Olumlu havadan aldığım cesaretle ben de kendi çapımda araştırma yaptım.
Gerçekten de DYO gibi gelişmiş teknolojilerle çalışan boya markaları sayesinde
Türkiye, en başta Ortaasya, Ortadoğu ve Doğu Avrupa'yı ele geçirecek gibi
görünüyor. Irak ve ‘körfez' ülkeleri başlı başına pazar haline gelmek üzere!
Krize rağmen 2009 yılında Türkiye'nin boya ihracatı 428 milyon dolara ulaşmış.
Geçmiş yılların trend analizi yapıldığında beklenti bu yıl en az 700 milyon
dolar.
Gelişmeler iyi fakat teknolojik birikime göre yetersiz. 2008
yılında dünyadaki 67.8 milyar dolarlık ithalatın yüzde 28'ini Almanya, Çin,
Fransa, ABD gerçekleştirilmiş. Bu pastadan önümüzdeki beş yıl içinde Türkiye
mutlaka pay almak zorunda.
Boya herkesin
işi
Peki, dünyada boya pazarı bu kadar hareketliyken yurtiçinde
boya tüketimi neden artmıyor? Yunanistan bizim iki katımız! Almanya 15, Fransa
17 kiloda! Amerika ise 25 kilolara koşuyor!
İşin sırrı şurada: Dış
cephelerde ustaların hakkını vermekle beraber, iç cephede en önemli tüketim
‘DIY' uygulamasından geçiyor! Yani Batı'daki ifadesiyle
‘Do It Yourself' (Kendin Yap) uygulaması!
Örneğin 1960
yılına kadar kişi başına en fazla 3 kilo boya tüketen Japonya'da kadınlar
fırçayı eline alınca tüketim artmış. Slogan, 'biraz hobi, biraz
dinlence!' Bugün Japonya'da boya tüketimi 20 kiloyu geçiyor.
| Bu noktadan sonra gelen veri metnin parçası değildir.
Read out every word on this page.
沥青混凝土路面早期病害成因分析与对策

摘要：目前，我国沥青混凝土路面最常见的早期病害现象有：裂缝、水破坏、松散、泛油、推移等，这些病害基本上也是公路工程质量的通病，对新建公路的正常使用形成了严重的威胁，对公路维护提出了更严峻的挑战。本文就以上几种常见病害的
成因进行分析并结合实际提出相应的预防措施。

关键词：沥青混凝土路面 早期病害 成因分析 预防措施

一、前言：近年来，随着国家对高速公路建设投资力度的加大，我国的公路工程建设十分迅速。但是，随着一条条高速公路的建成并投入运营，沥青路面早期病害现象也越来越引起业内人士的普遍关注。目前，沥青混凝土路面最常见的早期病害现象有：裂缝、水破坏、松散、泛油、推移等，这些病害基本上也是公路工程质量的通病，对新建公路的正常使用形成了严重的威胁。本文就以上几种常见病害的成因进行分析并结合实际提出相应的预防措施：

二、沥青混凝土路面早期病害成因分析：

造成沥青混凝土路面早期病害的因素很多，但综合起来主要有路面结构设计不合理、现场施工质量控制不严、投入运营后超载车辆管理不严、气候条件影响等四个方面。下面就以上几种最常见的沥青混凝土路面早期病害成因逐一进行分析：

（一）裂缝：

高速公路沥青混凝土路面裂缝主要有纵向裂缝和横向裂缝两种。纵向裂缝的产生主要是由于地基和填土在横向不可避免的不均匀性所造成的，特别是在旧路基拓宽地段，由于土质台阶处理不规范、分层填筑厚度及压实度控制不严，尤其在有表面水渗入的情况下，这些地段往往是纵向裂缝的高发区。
Boyaya duyulan ihtiyaç, yüzeyle duvarla tanışmaktan geçiyor. Boyadığınız
yer bir anlamda sizin eseriniz oluyor! Ne zaman çatladı, döküldü kontrol
ediyorsunuz! Eğitim şart. Bilgi ise kaliteli olanı seçmek demek!
İlginçtir, DYO'nun reklam arşivinde 1968 yılında yapılmış bir basın
kampanyasına rastladım. Kurgu tamamen kadını hedef alıyor. Elinde rulo bir ev
kadını gülerek poz vermiş! Mesaj şöyle: "Boya işi herkesin gözünde büyür. Oysa
bilhassa tatil günleri için çok güzel bir meşgale ve eğlencedir. Boş
vakitlerinde yapacak işi olmayan hanımlar diledikleri eşyayı veya sathı
kolaylıkla boyayabilirler!"
Türkiye'de büyük firmalar birlikte hareket
eder ve ev kadınının eline fırçayı tekrar verebilirlerse boya tüketimi artar,
sokağa da evin içine de kadının eli değmiş olur!
Ve son bir not:
Amerika'da boya reklamlarının neredeyse tamamı 'Do It Yourself'
üzerine. Örneğin 'Dutch Boy' isimli firma 'kendin
yap' figürünü yıllardır titizlikle yaşatıyor. 1930'dan bu yana
reklamlarda aileden bir çocuk her yeri boyayıp duruyor!